Tuesday, 7 January 2020

Andrei Rublev (Andrei Rublyov) (1969)


 
Den yderste dom
It is my understanding that icons are a big thing in the Eastern Orthodox church. Icons are special pictures of religious significance and one of the great painters of these was a man called Andrei Rublev who lived in Russia in the 15th century. This is supposedly a movie about this Andrei Rublev.

Andrei Tarkovsky is a legendary Russian director of whom I have watched… absolutely none of his movies. “Andrei Rublev” is the first. But his reputation precedes him, and I expected a movie that would be different and very philosophical. In that respect I was not disappointed. “Andrei Rublev” is not a biopic. In some, probably many, ways it is not even historically correct. Instead the character of Andrei Rublev is used as the focal point for a metaphysical and moral journey where Andrei meets with betrayal, ambition, doubt, despair, penance and restoration.

This sounds very good, but as it turned out, the movie has one fatal flaw: It was very difficult for it to hold my attention and help me understand what was going on. I would watch one of the many chapters in the movie, seemingly disconnected from the others, and have not idea what this was about. Often, I would even be in doubt which of the characters I was watching. I admit I am partly to blame, I should have approached this movie with more focus, but something about it seemed to repel my focus and draw it elsewhere. Instead I turned to Wikipedia which has an excellent synopsis of the movie and through that learned what I was actually watching.

One of the things I learned was that this movie was in fact rebelling against the Soviet system, or at least at odds with the ruling dogmas of the communists. There is the distaste for the informer who are betraying the dissidents to the police and the heavy-handed oppression of the population whenever the population does not follow the party line, but most of all the freedom of thought. Andrei Rublev cannot work in a system where the system tells him what to do. Painting is not a job, it is an art and art requires free thought.
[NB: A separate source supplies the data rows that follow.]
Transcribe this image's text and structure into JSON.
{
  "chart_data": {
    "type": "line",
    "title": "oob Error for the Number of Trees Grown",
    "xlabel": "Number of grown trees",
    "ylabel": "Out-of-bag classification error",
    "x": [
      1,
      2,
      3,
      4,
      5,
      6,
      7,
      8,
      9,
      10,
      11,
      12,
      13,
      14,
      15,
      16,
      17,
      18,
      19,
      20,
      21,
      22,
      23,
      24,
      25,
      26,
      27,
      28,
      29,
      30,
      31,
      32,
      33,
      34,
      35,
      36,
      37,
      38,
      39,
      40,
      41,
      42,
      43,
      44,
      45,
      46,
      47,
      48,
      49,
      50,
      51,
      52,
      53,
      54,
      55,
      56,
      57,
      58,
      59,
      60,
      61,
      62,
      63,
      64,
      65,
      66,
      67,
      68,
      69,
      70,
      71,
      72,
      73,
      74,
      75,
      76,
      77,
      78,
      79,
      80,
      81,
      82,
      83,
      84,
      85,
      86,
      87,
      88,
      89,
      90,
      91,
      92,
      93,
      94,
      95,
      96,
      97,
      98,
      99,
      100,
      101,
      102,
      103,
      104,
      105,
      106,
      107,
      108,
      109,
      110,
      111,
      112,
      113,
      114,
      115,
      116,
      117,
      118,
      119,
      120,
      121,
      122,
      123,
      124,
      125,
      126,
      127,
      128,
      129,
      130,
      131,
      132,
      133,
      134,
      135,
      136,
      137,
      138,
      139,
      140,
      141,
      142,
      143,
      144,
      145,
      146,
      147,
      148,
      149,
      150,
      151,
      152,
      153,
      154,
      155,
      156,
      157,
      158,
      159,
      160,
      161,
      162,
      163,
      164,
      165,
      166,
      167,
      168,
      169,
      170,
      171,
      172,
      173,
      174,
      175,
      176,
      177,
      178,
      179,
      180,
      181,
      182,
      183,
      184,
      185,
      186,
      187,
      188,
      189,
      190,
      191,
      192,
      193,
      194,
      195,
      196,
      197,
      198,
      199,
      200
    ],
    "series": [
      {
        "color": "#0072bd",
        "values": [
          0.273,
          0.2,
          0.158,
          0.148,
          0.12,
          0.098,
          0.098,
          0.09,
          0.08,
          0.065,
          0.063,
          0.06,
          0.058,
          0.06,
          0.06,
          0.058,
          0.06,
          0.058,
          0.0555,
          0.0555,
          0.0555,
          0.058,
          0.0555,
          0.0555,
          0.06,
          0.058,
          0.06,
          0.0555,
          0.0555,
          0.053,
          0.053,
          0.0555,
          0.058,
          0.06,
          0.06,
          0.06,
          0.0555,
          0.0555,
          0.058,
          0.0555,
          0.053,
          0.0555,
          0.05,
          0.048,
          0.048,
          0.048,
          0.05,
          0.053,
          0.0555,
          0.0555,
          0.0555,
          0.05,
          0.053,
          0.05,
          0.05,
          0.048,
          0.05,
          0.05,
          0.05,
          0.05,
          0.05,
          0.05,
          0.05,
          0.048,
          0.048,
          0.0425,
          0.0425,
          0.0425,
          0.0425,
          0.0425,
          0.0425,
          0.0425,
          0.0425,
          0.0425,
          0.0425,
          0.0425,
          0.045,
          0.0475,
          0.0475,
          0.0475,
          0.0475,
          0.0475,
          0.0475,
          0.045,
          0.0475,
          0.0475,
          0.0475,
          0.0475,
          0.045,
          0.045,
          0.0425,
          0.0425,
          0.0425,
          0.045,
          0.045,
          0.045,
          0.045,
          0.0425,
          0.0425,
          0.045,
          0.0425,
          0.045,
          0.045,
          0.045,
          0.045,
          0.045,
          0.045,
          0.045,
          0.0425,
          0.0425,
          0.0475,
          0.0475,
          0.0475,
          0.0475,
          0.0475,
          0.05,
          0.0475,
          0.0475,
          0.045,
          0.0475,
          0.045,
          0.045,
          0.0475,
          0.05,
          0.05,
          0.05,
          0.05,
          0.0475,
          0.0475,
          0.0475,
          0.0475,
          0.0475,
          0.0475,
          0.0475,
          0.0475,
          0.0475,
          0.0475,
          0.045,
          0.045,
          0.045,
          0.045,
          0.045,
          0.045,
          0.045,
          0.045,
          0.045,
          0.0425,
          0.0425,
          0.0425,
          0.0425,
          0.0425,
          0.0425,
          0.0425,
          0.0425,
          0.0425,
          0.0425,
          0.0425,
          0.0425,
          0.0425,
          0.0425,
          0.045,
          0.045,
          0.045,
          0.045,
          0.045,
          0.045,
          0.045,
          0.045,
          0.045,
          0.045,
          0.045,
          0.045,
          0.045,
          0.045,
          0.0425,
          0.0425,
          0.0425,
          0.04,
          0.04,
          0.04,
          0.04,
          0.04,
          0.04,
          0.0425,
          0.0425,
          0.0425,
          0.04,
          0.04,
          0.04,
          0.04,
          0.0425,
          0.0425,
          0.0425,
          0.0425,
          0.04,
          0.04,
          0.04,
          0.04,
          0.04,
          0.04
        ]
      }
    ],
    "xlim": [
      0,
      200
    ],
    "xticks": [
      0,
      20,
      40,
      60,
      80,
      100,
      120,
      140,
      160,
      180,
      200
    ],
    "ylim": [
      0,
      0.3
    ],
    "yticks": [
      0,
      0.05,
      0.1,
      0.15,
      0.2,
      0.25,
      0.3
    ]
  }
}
These themes go a long way to explain why “Andrei Rublev” only achieved one screening in Russia in 1966 before it was shut down until it was rediscovered in Cannes in 1969 and only later, in a presumably edited version, released for the Russian public.

Yet, the communists must have liked the last chapter about the bell. This is a story about redemption where a young man, Boriska (Nikolai Burlyayev) claims to have inherited the secret of casting bronze bells and gets hired to manage the casting of a monstrous bell for the Grand Prince since there are nobody else around with that skill. The boy tries his hardest to be strong enough to lead this work, especially when he learns that all will be beheaded if it fails to ring. This project is a giant endeavor involving hundreds of people and coordination, one of those community achievements the communists were so fond of. Only when he, beyond all odds, succeeds does he collapse in the arms of Andrei Rublev (Anatoly Solonitsyn) and admits that he did not know the secret, that he was winging it all along. Andrei, who had been convinced that he is unworthy to paint and indeed to talk, takes heart from the example of Boriska and starts painting again and it is understood that he goes on to paint his best pieces.

I like the idea of what Tarkovsky was doing more than I like the result itself. The stories in the various chapter are worth less for their apparent narrative that their moral and symbolic meaning. Everything is drenched in symbolism, but unless you know what you are looking for it is difficult to see. It is a clever movie, but also a movie for making me feel stupid. I cannot parse this without help and the apparent stories are not interesting enough that I feel like watching it repeatedly to glean understanding from it. I am certain it would be rewarding, but I doubt I could do it.

As such, “Andrei Rublev” is a scholar’s movie and a valuable one at that. I am just not scholar enough to appreciate it.